US 12,423,530 B2
Training data generation to facilitate fine-tuning embedding models
Umanga Bista, Southbank (AU); Vladislav Blinov, Melbourne (AU); Mark Edward Johnson, Sydney (AU); Ahmed Ataallah Ataallah Abobakr, Geelong (AU); Thanh Long Duong, Seabrook (AU); Srinivasa Phani Kumar Gadde, Fremont, CA (US); Vishal Vishnoi, Redwood City, CA (US); Elias Luqman Jalaluddin, Seattle, WA (US); Xin Xu, San Jose, CA (US); and Shivashankar Subramanian, Melbourne (AU)
Assigned to Oracle International Corporation, Redwood Shores (CA)
Filed by Oracle International Corporation, Redwood Shores, CA (US)

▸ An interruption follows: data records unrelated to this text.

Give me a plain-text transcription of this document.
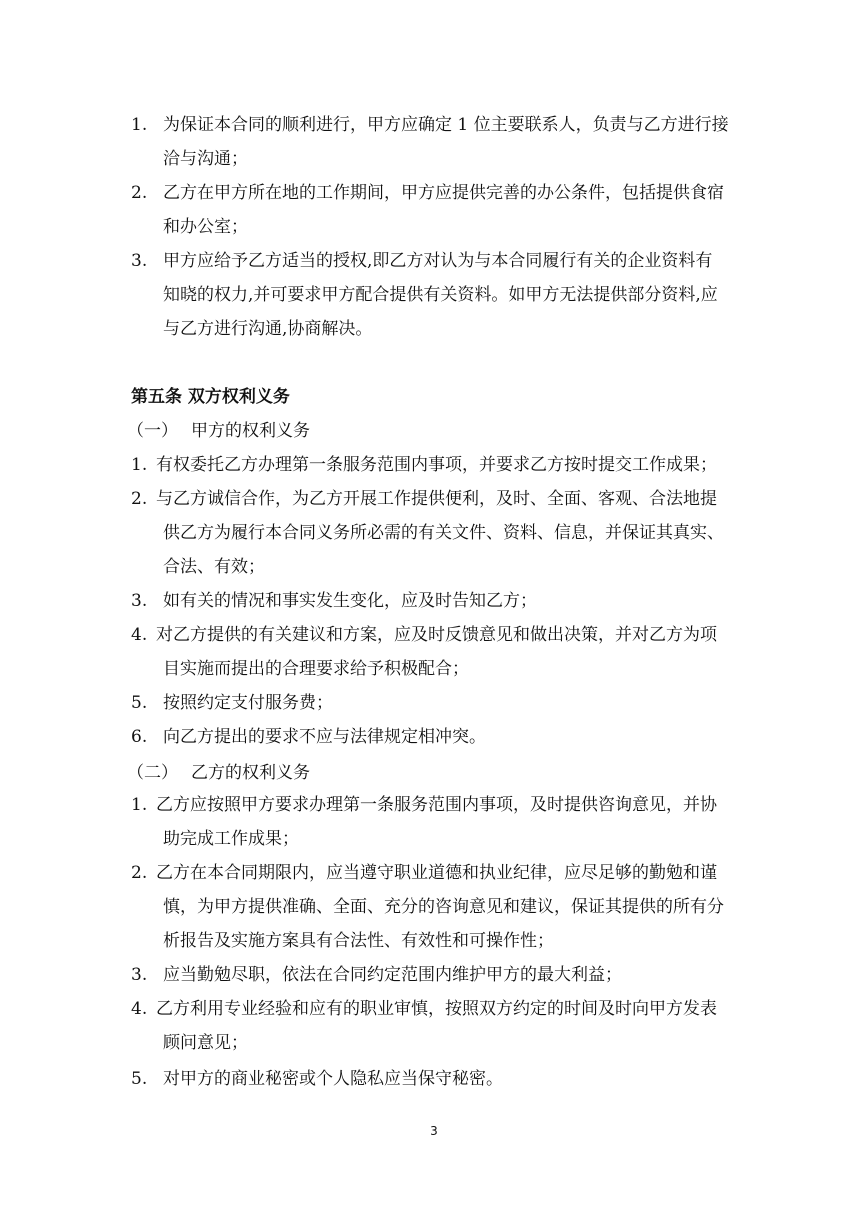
1. 为保证本合同的顺利进行，甲方应确定 1 位主要联系人，负责与乙方进行接
洽与沟通；
2. 乙方在甲方所在地的工作期间，甲方应提供完善的办公条件，包括提供食宿
和办公室；
3. 甲方应给予乙方适当的授权,即乙方对认为与本合同履行有关的企业资料有
知晓的权力,并可要求甲方配合提供有关资料。如甲方无法提供部分资料,应
与乙方进行沟通,协商解决。
第五条 双方权利义务
（一） 甲方的权利义务
1. 有权委托乙方办理第一条服务范围内事项，并要求乙方按时提交工作成果；
2. 与乙方诚信合作，为乙方开展工作提供便利，及时、全面、客观、合法地提
供乙方为履行本合同义务所必需的有关文件、资料、信息，并保证其真实、
合法、有效；
3. 如有关的情况和事实发生变化，应及时告知乙方；
4. 对乙方提供的有关建议和方案，应及时反馈意见和做出决策，并对乙方为项
目实施而提出的合理要求给予积极配合；
5. 按照约定支付服务费；
6. 向乙方提出的要求不应与法律规定相冲突。
（二） 乙方的权利义务
1. 乙方应按照甲方要求办理第一条服务范围内事项，及时提供咨询意见，并协
助完成工作成果；
2. 乙方在本合同期限内，应当遵守职业道德和执业纪律，应尽足够的勤勉和谨
慎，为甲方提供准确、全面、充分的咨询意见和建议，保证其提供的所有分
析报告及实施方案具有合法性、有效性和可操作性；
3. 应当勤勉尽职，依法在合同约定范围内维护甲方的最大利益；
4. 乙方利用专业经验和应有的职业审慎，按照双方约定的时间及时向甲方发表
顾问意见；
5. 对甲方的商业秘密或个人隐私应当保守秘密。
3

Filed on May 9, 2023, as Appl. No. 18/314,509.
Claims priority of provisional application 63/342,959, filed on May 17, 2022.
Prior Publication US 2023/0376700 A1, Nov. 23, 2023
Int. Cl. G06F 40/58 (2020.01); G06F 40/35 (2020.01); G10L 15/22 (2006.01); H04L 51/02 (2022.01); G06F 40/205 (2020.01); G06F 40/263 (2020.01)
CPC G06F 40/58 (2020.01) [G06F 40/35 (2020.01); G10L 15/22 (2013.01); H04L 51/02 (2013.01); G06F 40/205 (2020.01); G06F 40/263 (2020.01)] 20 Claims
OG exemplary drawing
 
1. A computer-implemented method, the method comprising:
accessing training data, the training data comprising a plurality of anchor utterances;
generating positive utterances from anchor utterances, wherein generating the positive utterances comprises generating a corresponding group of positive utterances for each respective anchor utterance of the plurality of anchor utterances, wherein each positive utterance of the positive utterances is generated using: (i) a translation operation, (ii) one or more perturbation operations, (iii) one or more augmentation operations, or (iv) any combination thereof, and wherein the positive utterances are semantically similar to the anchor utterances;
generating negative utterances from the anchor utterances using: (i) one or more augmentation operations, (ii) one or more sampling operations, or (iii) any combination thereof, and wherein negative utterances are semantically dissimilar to the anchor utterances;
forming a set of tuples, each tuple of the set of tuples comprising an anchor utterance, a positive utterance selected from the group of positive utterances generated for the anchor utterance, and one or more negative utterances selected from the negative utterances, wherein a positive utterance in a respective tuple is different than positive utterances in other tuples of the tuples;
generating a plurality of embeddings for each tuple of the set of tuples using a pre-trained embedding model, wherein, for a respective tuple of the set of tuples, an embedding of the plurality of embeddings is generated for the anchor utterance, the positive utterance, and the one or more negative utterances of the respective tuple;
generating a fine-tuned model by fine-tuning the pre-trained embedding model, wherein fine-tuning the pre-trained embedding model comprises applying a loss function to the plurality of embeddings for each tuple of the set of tuples and minimizing the loss function for each tuple of the set of tuples;
using the fine-tuned model to generate an embedding for an input utterance;
recognizing an intent of the input utterance based on the embedding; and
outputting results of a skill performed by a system in which the fine-tuned model is deployed based on the intent.